From: tkoenig@netcologne.de   
      
   Anton Ertl schrieb:   
   > Thomas Koenig writes:   
   >>Anton Ertl schrieb:   
   >>   
   >>> The I32LP64 mistake   
   >>   
   >>If you consider I32LP64 a mistake, how should FORTRAN's (note the   
   >>upper case, this is pre-Fortran-90) storage association rules have   
   >>been handled, in your opinion?   
   >   
   > I am not familiar enough with FORTRAN to give a recommendation on   
   > that. However, two observations:   
   >   
   > * The Cray-1 is primarily a Fortran machine, and it's C implementation   
   > is ILP64, and it is successful. So obviously an ILP64 C can live   
   > fine with FORTRAN.   
      
   As you may know, the Cray-1 was a very special machine, which got   
   away with a lot of idiosyncracies because it was blindingly fast   
   (and caused users a lot of trouble with conversion between DOUBLE   
   PRECISION and REAL).   
      
   But that was in the late 1970s.
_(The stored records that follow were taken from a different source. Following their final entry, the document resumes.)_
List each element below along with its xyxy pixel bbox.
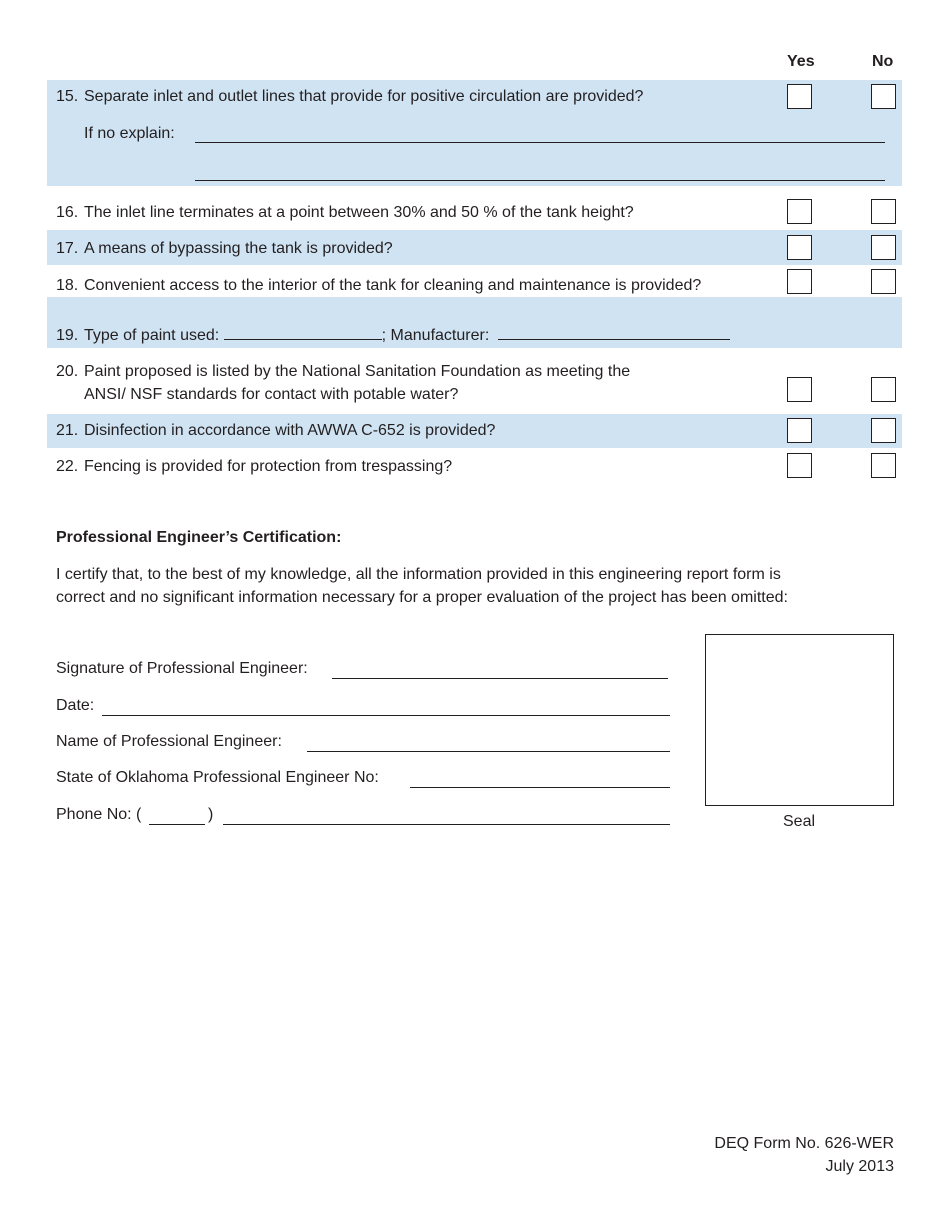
q17-no-checkbox[interactable] <box>871 235 896 260</box>
date-field[interactable] <box>102 715 670 716</box>
pe-number-label: State of Oklahoma Professional Engineer No: <box>56 769 379 786</box>
q21-no-checkbox[interactable] <box>871 418 896 443</box>
q20-yes-checkbox[interactable] <box>787 377 812 402</box>
seal-label: Seal <box>783 813 816 830</box>
engineer-name-field[interactable] <box>307 751 670 752</box>
signature-label: Signature of Professional Engineer: <box>56 660 308 677</box>
question-17: 17. A means of bypassing the tank is provided? <box>56 240 393 257</box>
certification-text-line-2: correct and no significant information necessary for a proper evaluation of the project has been omitted: <box>56 589 788 606</box>
yes-column-header: Yes <box>787 53 815 70</box>
q15-no-checkbox[interactable] <box>871 84 896 109</box>
question-22: 22. Fencing is provided for protection from trespassing? <box>56 458 453 475</box>
seal-box <box>705 634 894 806</box>
phone-close-paren: ) <box>208 806 214 823</box>
paint-type-field[interactable] <box>224 325 382 340</box>
question-21: 21. Disinfection in accordance with AWWA C-652 is provided? <box>56 422 496 439</box>
question-18: 18. Convenient access to the interior of the tank for cleaning and maintenance is provided? <box>56 277 702 294</box>
q22-no-checkbox[interactable] <box>871 453 896 478</box>
explain-line-2[interactable] <box>195 180 885 181</box>
phone-area-code-field[interactable] <box>149 824 205 825</box>
q22-yes-checkbox[interactable] <box>787 453 812 478</box>
question-19: 19. Type of paint used: ; Manufacturer: <box>56 324 730 347</box>
question-20: 20. Paint proposed is listed by the National Sanitation Foundation as meeting the ANSI/ NSF standards for contact with potable water? <box>56 363 631 403</box>
q18-no-checkbox[interactable] <box>871 269 896 294</box>
question-16: 16. The inlet line terminates at a point between 30% and 50 % of the tank height? <box>56 204 634 221</box>
question-15: 15. Separate inlet and outlet lines that provide for positive circulation are provided? <box>56 88 644 105</box>
no-column-header: No <box>872 53 894 70</box>
pe-number-field[interactable] <box>410 787 670 788</box>
q16-yes-checkbox[interactable] <box>787 199 812 224</box>
phone-label: Phone No: ( <box>56 806 142 823</box>
signature-field[interactable] <box>332 678 668 679</box>
form-date: July 2013 <box>825 1158 894 1175</box>
q21-yes-checkbox[interactable] <box>787 418 812 443</box>
q15-yes-checkbox[interactable] <box>787 84 812 109</box>
manufacturer-field[interactable] <box>498 325 730 340</box>
explain-label: If no explain: <box>84 125 175 142</box>
phone-number-field[interactable] <box>223 824 670 825</box>
certification-heading: Professional Engineer’s Certification: <box>56 529 342 546</box>
date-label: Date: <box>56 697 95 714</box>
form-number: DEQ Form No. 626-WER <box>714 1135 894 1152</box>
certification-text-line-1: I certify that, to the best of my knowledge, all the information provided in this engineering report form is <box>56 566 781 583</box>
engineer-name-label: Name of Professional Engineer: <box>56 733 282 750</box>
explain-line-1[interactable] <box>195 142 885 143</box>
q17-yes-checkbox[interactable] <box>787 235 812 260</box>
q20-no-checkbox[interactable] <box>871 377 896 402</box>
q16-no-checkbox[interactable] <box>871 199 896 224</box>
q18-yes-checkbox[interactable] <box>787 269 812 294</box>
By the time the 64-bit worksations   
   were being designed, REAL was firmly established as 32-bit and   
   DOUBLE PRECISION as 64-bit, from the /360, the PDP-11, the VAX   
   and the very 32-bit workstations that the 64-bit workstations were   
   supposed to replace.   
      
   >   
   > * Whatever inconvenience ILP64 would have caused to Fortran   
   > implementors is small compared to the cost in performance and   
   > reliability that I32LP64 has cost in the C world and the cost in   
   > encoding space (and thus code size) and implementation effort and   
   > transistors (probably not that many, but still) that it is costing   
   > all customers of 64-bit processors.   
      
   A 64-bit REAL and (consequently) a 128-bit DOUBLE PRECISION   
   would have made the 64-bit workstaions pretty much unusable for   
   scientific use, and a lot of these were aimed at the technical   
   and scientific market, and that meant FORTRAN.   
      
   So, put yourself into the shoes of the people designing workstations   
   RS4000 they could allow their scientific and technical customers   
   to use the same codes "as is", with no conversion, or tell them   
   they cannot use 32-bit REAL any more, and that they need to rewrite   
   all their software.   
      
   What would they have expected their customers to do? Buy a system   
   which forces them to do this, or buy a competitor's system where   
   they can just recompile their software?   
      
   You're always harping about how compilers should be bug-comptatible   
   to previous releases. Well, that would have been the mother of   
   all incompatiblities, aka business suicide.